Detenuti in piazza, solo che si tratta dei direttori delle carceri che però un po’ detenuti si sentono anche loro: «Entriamo in carcere alle otto di mattina e usciamo alle nove di sera, praticamente più di metà della nostra vita trascorre dietro le sbarre», racconta Carmelo Cantone che dirige il nuovo complesso di Rebibbia. Ma fosse solo questo il problema, si tratterebbe semplicemente di superlavoro. Il problema, anzi i problemi, sono molto più grossi e più gravi, non a caso hanno deciso di protestare ieri mattina davanti al ministero della Funzione pubblica (quello di Renato Brunetta).
Erano un centinaio, arrivati da tutt’Italia, magliette alla spagnola con la scritta sono indigNato, vestiti di nero nel senso del lutto: «Diamo sicurezza ma non abbiamo sicurezza» sui cartelli. Vogliono un contratto per loro che finora non hanno mai avuto essendo equiparati ai funzionari di polizia. E per questo hanno ottenuto l’apertura di un tavolo a metà luglio. Ma si sa, un tavolo non si nega a nessuno, quindi lasciano la piazza non proprio soddisfatti. Prima però raccontano la loro vita, o meglio la vita dei loro detenuti. Costretti come si sa a vivere (vivere?) ammucchiati in celle costruite per contenere la metà di quelli che ci stanno. A Spoleto per esempio, spiega il direttore Leo Giacobbe, abbiamo 700 persone quando il massimo consentito sarebbe di 350: «Siamo stati costretti a riempire le sale giochi di detenuti, stipati in dodici, tredici con un solo bagno, finestre minuscole…».
La soluzione, l’unica secondo Giacobbe, sarebbe «un’amnistia che consenta al sistema di ripartire rendendo tutto più umano e razionale. E’ demagogico promettere nuove carceri che tanto non si possono fare perché mancano soldi e personale». Per non parlare di quelli chegestiscono le pene alternative al carcere, come Rita Andreucci e Vincenzo Petrella: «Da dieci anni non riceviamo nulla, il personale è stato ridotto di quasi il 40 per cento, mancano assistenti sociali, psicologi, non abbiamo la benzina per controllare i detenuti… Eppure solo il 19 per cento torna a commettere reati, mentre in carcere siamo al 70 per cento di recidivi». Basterebbe questa cifra per incentivare le pene alternative, invece non basta: attualmente sono solo 16 mila contro i 70 mila rinchiusi nelle celle. Se uno pensa al direttore di un carcere magari gli viene in mente un aguzzino, per esempio quello di «Quella sporca ultima meta» con Burt Reynolds oppure quello di «Fuga da Alcatraz» con Clint Eastwood.
Invece a vederli lì sul marciapiede aguzzini proprio non sembrano, semmai brave persone.
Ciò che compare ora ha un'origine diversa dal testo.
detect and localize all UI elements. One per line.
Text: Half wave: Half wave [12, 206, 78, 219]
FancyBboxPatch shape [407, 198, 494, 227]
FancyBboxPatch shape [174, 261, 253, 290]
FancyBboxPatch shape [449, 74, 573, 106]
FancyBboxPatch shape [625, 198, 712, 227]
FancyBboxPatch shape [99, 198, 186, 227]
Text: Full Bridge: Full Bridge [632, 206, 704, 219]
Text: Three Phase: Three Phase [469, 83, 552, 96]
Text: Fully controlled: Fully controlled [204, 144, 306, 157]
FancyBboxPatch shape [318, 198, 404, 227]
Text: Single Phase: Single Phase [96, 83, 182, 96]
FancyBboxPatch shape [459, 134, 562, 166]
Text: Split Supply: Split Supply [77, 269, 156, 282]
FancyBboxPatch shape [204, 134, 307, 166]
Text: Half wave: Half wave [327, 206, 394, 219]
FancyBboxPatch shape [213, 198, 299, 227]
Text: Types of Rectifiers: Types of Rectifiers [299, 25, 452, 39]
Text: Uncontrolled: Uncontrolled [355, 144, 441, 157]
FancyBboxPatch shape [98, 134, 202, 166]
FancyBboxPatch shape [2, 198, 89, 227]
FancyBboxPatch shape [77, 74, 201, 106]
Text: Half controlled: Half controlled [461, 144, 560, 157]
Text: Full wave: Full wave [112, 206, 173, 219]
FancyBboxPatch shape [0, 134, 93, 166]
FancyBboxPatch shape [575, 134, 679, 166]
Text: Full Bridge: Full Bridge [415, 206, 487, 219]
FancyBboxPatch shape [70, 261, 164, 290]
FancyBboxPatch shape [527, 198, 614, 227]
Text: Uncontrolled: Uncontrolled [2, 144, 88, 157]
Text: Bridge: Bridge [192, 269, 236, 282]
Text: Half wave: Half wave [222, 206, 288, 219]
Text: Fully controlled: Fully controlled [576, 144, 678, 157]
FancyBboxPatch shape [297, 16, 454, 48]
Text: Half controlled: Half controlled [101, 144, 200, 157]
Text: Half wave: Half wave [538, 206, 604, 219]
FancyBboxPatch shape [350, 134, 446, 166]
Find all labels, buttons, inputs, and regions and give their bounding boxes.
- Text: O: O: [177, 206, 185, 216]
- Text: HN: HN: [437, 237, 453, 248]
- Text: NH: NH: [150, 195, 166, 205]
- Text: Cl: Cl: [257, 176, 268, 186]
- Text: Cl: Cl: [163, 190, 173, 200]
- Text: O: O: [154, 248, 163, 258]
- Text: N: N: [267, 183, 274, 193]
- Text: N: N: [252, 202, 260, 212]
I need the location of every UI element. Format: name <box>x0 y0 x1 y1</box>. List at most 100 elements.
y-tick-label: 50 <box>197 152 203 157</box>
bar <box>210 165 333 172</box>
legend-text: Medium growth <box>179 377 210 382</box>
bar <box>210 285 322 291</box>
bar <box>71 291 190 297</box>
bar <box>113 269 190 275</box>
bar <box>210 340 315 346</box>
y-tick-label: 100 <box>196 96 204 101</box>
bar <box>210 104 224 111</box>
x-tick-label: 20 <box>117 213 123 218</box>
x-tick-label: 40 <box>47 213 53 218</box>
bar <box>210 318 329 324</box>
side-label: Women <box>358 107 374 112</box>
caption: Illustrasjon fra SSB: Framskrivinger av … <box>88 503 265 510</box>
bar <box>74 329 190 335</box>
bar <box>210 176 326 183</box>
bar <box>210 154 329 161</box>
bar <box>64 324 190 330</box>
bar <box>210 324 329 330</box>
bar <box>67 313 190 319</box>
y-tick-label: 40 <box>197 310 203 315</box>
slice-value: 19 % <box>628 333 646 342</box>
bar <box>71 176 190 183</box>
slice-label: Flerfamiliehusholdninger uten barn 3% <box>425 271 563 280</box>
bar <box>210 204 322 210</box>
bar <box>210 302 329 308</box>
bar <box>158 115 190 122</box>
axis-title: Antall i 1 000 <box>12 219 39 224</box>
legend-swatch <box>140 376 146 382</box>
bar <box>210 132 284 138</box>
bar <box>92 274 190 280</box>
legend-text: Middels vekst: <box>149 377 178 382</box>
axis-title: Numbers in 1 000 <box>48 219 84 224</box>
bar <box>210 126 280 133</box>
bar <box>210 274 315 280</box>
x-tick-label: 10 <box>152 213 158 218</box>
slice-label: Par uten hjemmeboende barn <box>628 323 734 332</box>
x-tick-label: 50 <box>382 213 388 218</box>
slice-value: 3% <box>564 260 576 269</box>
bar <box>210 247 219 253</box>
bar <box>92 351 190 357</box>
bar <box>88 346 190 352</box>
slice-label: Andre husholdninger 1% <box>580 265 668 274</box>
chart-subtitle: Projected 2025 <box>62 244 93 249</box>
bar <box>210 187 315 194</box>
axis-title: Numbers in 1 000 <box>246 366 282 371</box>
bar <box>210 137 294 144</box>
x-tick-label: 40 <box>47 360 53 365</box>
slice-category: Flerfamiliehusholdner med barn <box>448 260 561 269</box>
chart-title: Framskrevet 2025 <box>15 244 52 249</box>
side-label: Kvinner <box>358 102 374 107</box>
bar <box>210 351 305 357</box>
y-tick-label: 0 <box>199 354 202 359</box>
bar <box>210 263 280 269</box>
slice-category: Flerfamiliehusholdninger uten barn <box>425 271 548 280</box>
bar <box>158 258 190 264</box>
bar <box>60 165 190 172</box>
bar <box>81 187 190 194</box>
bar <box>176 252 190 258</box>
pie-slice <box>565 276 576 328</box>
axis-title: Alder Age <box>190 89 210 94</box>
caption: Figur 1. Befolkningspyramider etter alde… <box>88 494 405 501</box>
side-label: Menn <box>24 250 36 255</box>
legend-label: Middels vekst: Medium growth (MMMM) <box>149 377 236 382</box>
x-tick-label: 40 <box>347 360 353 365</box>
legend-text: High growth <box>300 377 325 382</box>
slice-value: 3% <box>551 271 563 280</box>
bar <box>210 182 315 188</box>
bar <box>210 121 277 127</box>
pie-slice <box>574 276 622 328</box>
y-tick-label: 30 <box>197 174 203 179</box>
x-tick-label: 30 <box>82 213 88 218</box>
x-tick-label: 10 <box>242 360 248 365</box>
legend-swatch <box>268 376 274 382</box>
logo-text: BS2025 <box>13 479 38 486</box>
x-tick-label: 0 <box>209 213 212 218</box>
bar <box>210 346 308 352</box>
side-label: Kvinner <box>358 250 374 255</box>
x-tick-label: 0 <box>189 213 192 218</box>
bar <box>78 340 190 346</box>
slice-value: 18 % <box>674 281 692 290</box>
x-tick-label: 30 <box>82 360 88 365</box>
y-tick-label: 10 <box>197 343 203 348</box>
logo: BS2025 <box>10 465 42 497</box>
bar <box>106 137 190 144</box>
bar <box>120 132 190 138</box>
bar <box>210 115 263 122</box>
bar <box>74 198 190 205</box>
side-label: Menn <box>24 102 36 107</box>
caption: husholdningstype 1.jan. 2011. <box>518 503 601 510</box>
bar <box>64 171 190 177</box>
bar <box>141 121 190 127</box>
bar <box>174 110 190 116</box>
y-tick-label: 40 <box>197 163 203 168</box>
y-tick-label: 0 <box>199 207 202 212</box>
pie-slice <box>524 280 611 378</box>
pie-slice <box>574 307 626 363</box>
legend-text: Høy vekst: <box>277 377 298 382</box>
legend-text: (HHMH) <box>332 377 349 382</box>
Non sono nemmeno in sciopero, tutt’altro: si sono presi un giorno di ferie per protestare. Perché non hanno la carta igienica, i dentifrici, i materassi per i loro detenuti: «Ci dobbiamo indebitare per ottenerli, firmiamo e non paghiamo, poi si vedrà…», spiega Cantone. Si arrangiano come possono, associazioni, volontari, enti locali. Come a Brescia dove la direttrice Francesca Gioiemi racconta che il Comune governato da una giunta Pdl-Lega «ci compra materassi, frigoriferi, televisori. Un lavoro straordinario». Parola di una persona che certo non vota centrodestra. Così suppliscono alla carenza di risorse che dovrebbero arrivare dall’amministrazione penitenziaria, ossia dal ministero della Giustizia, ma che non arrivano.
«Hanno tagliato via via montagne di risorse – denuncia Gianni Rizza che dirige il penitenziario di Catania – in dieci anni siamo vicini al 50 per cento». Nessuno ha più soldi per tentare di recuperare i detenuti, fargli imparare un lavoro, farli studiare, cercare di avviarli a una vita diversa una volta usciti, sempre che nel frattempo non si siano suicidati. Il carcere ormai è un deposito di uomini e donne buttati lì ad aspettare la fine della pena. E che di pena si tratti i direttori non hanno dubbi: «Il carcere è sempre più un contenitore – continua Rizza – e il direttore è costretto spesso e malvolentieri a fare il domatore. Ma il nostro sistema penitenziario era nato con un altro scopo, quello di fornire ai detenuti l’opportunità di entrare in contraddizione con la loro subcultura e magari di farli uscire un po’ diversi da come sono arrivati. Non voglio dire angioletti, ma insomma…».